I have been thinking about the relationship between the concept of Christian Sin and being gay. I have had to use my life experience as an addict as a starting point.
It is my view that sin is a willful act of disobedience to Gods will. The operative word is “willful”. From my perspective, I was an addict. Both the use and the path I took to get to the use required multiple acts of will on my part. For me, I was in a state of rebellion because I had taken a path that removed from the love that is in God.
Based on my conversations with Z, there was not a set of actions that were volition on her part. She did not decide on a path that lead to being gay. She did not seek it out. It is the way she was created.
That’s where I find the difference between what I lived and what she lives is. My life and rebellion was something I wanted and sought. There came a time, through faith, that I was granted relief from it.
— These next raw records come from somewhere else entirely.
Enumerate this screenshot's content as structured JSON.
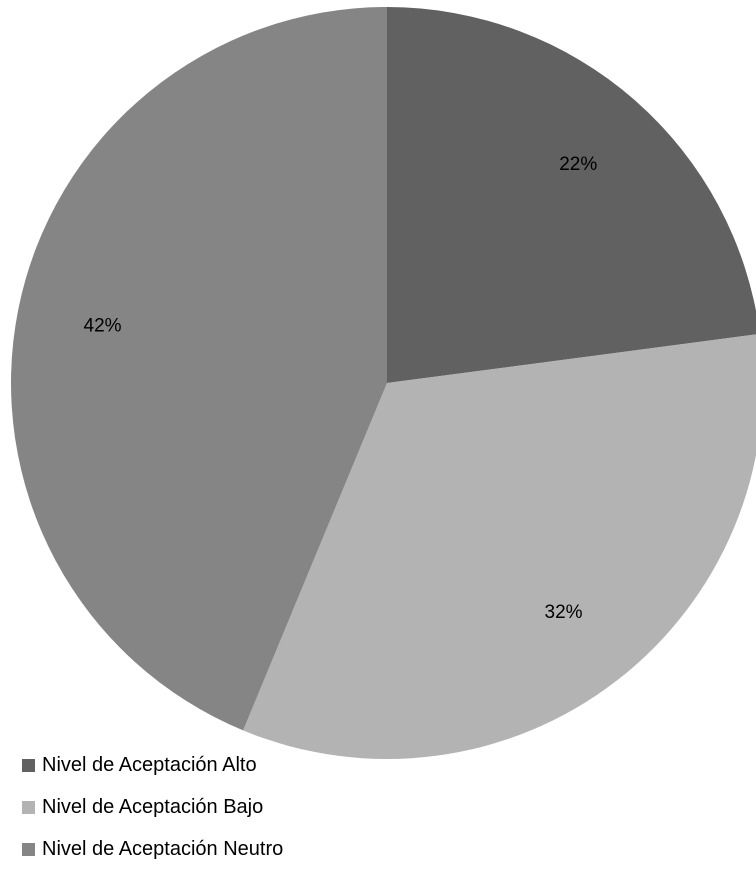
{
  "chart_data": {
    "type": "pie",
    "title": "",
    "categories": [
      "Nivel de Aceptación Alto",
      "Nivel de Aceptación Bajo",
      "Nivel de Aceptación Neutro"
    ],
    "values": [
      22,
      32,
      42
    ],
    "data_labels": [
      "22%",
      "32%",
      "42%"
    ],
    "colors": [
      "#616161",
      "#b3b3b3",
      "#858585"
    ],
    "legend_position": "bottom-left"
  }
}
It was not a part of me. I was not created an addict.
Z is different. She could no more become “un-gay” than she could become “un-female”. There was no volition on her part. She is the way she was created to be.
I don’t know any other way to simplify it other than to use those examples. In my view, sin is an act that removes us from Grace. Sin is personal to the individual. I think people can use substances and not be outside the Will of God. I am not one. I also think that being the way you are created and accepting it is part of the Will of God. That, by doing that, you become closer because you do not feel condemned and separated from His love.
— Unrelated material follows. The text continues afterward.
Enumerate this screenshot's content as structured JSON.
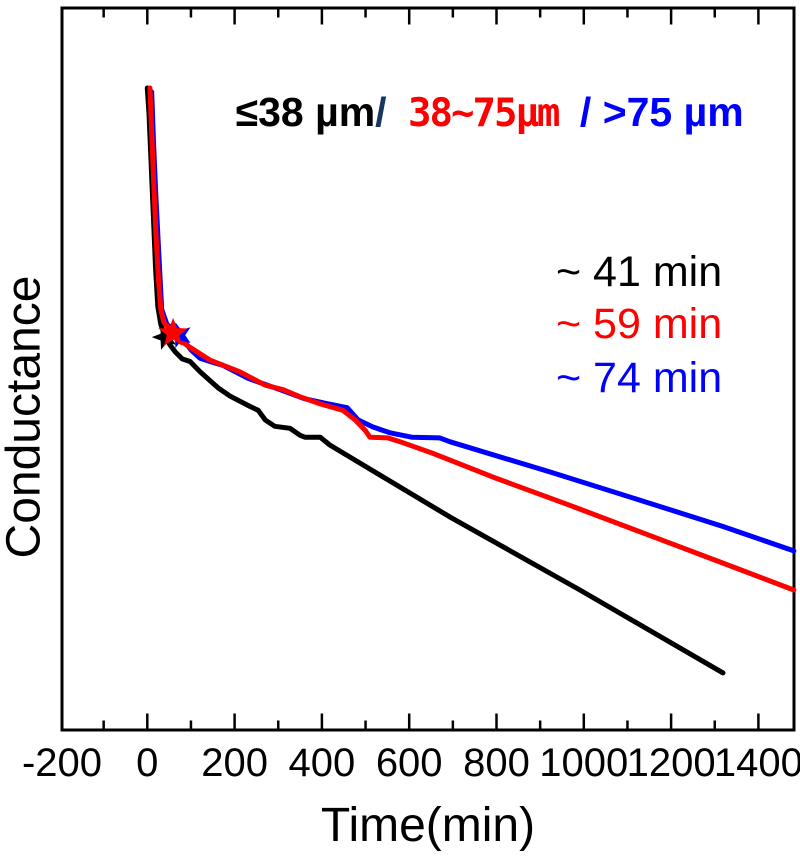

I have bias. I trust Z with my fears. When I do, I go to her for prayer. I believe her faith is strong and she lives within the Will of God. By necessity, I will not believe that her nature is sin.
I wrote the previous part last night. I have been pondering on what constitutes “sin” in the 8 years and change since I became sober. This is not some randomly new idea for me. It has not come about to, merely, justify Z. Like I put above, I DO have bias, though.
The thing, in all fairness, is that I also believe that being gay can be sin if the person involved believes that they are in rebellion to the will of God. Sin is personal. By the same token, I believe ANY personal act that we, as individuals, believe removes us from God’s will could be sin. I just don’t think that it is our place, as outsiders, to judge what is an inner condition.
As I have grown older, I’ve become far less legalistic. I’ve watched scriptural laws be disregarded to suit social and scientific change. The view that has remained constant is the idea of “active rebellion.” This is the point that I am at. That being gay is not “active” because there is no “choice”. No one, given the current state of things, would willingly choose to be repressed and reviled. No one would pick the difficulties. I think that is overlooked.
These are my thoughts. I am sure there are people that will disagree.